Rheinberg: Solidarische Landwirtschaft bietet Info-Termine an

Rheinberg : Solidarische Landwirtschaft bietet Info-Termine an

Der Verein startet mit der beginnenden Pflanz- und Wachstumsperiode in sein zweites Wirtschaftsjahr.

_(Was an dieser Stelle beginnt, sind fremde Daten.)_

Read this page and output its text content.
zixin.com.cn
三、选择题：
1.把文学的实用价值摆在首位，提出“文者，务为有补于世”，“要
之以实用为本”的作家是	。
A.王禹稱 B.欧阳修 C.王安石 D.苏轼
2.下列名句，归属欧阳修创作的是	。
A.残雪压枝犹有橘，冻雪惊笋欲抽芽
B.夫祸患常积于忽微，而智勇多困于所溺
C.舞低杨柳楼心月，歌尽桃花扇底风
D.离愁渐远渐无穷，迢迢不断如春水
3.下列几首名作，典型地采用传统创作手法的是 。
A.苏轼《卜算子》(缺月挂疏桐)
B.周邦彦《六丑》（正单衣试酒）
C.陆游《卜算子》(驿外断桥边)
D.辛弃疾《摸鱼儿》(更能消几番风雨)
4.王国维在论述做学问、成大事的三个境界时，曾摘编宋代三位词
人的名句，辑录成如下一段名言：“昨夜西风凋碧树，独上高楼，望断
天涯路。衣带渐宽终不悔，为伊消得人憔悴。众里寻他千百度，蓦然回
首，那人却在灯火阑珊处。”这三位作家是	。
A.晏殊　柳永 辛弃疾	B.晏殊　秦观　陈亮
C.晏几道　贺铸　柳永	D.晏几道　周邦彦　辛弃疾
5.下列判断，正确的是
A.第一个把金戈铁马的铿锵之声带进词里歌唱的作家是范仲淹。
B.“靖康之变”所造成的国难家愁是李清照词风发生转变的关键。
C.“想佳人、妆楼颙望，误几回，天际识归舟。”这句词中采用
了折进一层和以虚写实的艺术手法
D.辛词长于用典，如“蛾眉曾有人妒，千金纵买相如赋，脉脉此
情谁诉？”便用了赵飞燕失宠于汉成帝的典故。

Der Verein Solidarische Landwirtschaft Niederrhein (Solawi) besteht seit dem Winter 2016/17 und startet nun mit beginnender Pflanz- und Wachstumsperiode nach erfolgreichem ersten Wirtschaftsjahr in sein zweites.

Die Ackerfläche von einem Hektar Größe mit zwei Folien-Gewächshaustunneln mit zusammen etwa 450 Quadratmetern liegt in Voerde-Spellen auf dem Demeter-zertifiziertem Land des Tinthof. Für das zweite Wirtschaftsjahr bestehen bereits Anteilszeichnungen für über 40 von 60 Ernteanteilen (halbe und ganze Ernteanteile sind möglich). Um die noch fehlenden Ernteanteile einwerben zu können, gibt es in der Region um den Acker in den kommenden Wochen Info-Veranstaltungen.

Zum Einstimmen wird dazu der Film "Die Strategie der krummen Gurken" gezeigt. Dieser Film über eine der größten und bereits seit vielen Jahren bestehenden und wirkenden "Solawi" in Deutschland (in Freiburg) gibt Einblicke in die Motivation und das Innenleben dieser Kooperative.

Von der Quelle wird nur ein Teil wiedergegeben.